On Oct 19, 2011, at 8:07 AM, Bruno Lalande wrote:

> Hi John,
>
> Ii could be interesting.
>
> First, have you checked that the license used by this library is compatible with what you want to do?
>
> Second, not sure you get well what implementing a Boost.Geometry algorithm really is about. You're talking about replacing the classes in the library (point, polygon) by the ones provided by Boost.Geometry. But that's not the point: the purpose of Boost.Geometry algorithms is to be able to work on any data type, as long as it meets some requirements. So basically your algorithm will not know/use geometries from Boost.Geometry directly, but its concepts. You'll have to use all the metafunctions and other mechanisms that allow us to manipulate our data through concepts and not directly. Was this your intention?
>
> Regards
> Bruno

I guess maybe I don't understand the architecture of Boost.Geometry very well. How do you differentiate between algorithms that only work on polygons or only work on sets of points (using the term "algorithm" loosely here to describe the mathematical definition rather than the Boost.Geometry definition)? Or do operations that are specific to a very specific instantiation of a template not belong in Boost.Geometry?

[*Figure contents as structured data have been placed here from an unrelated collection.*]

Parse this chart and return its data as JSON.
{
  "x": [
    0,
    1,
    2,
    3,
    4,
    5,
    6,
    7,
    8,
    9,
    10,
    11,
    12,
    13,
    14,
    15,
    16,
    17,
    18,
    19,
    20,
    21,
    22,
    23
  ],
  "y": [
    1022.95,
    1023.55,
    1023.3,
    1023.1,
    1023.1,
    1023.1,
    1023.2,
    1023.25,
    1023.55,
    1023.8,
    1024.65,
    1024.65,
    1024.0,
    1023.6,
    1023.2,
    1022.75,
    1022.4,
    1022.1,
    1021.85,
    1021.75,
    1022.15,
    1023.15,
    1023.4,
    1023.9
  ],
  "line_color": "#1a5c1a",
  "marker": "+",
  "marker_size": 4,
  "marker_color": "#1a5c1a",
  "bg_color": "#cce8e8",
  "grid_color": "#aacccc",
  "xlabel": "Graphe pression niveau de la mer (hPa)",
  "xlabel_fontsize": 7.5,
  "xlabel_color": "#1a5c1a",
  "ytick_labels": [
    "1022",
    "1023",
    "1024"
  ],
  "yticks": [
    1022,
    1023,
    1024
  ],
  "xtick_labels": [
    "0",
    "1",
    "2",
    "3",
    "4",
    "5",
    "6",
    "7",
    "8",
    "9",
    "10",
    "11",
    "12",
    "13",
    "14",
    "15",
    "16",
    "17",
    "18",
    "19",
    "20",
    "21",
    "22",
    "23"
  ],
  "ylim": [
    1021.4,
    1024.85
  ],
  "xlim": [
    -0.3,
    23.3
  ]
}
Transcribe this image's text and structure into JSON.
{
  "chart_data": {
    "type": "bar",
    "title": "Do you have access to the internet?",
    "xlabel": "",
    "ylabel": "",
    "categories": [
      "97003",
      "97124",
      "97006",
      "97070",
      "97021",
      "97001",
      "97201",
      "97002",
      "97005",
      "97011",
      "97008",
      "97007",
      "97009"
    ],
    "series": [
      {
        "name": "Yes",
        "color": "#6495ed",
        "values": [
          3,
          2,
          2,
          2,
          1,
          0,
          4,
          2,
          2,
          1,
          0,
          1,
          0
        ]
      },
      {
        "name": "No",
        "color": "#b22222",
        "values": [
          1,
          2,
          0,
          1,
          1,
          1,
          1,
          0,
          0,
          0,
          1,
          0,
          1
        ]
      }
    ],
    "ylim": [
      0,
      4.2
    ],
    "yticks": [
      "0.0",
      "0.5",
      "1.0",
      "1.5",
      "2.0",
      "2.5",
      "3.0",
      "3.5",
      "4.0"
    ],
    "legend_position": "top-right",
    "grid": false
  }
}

I was proposing to create a class that takes a model::polygon or model::multi_polygon (regardless of the point type) and performs Delauney triangulation on the polygon(s) and spits out a model::multi_polygon containing the resulting triangles as model::polygon's. Does such a thing belong in Boost.Geometry or does it not fit the paradigm of having an operation work on any data type? If it doesn't fit into Boost.Geometry, then I can easily just start a github project for the purpose of "algorithms" that operate on Boost.Geometry objects but don't meet the generic-ness requirements. Either way is fine with me, but let me know.

John

P.S. It is BSD license and the two core maintainers think it is an awesome idea.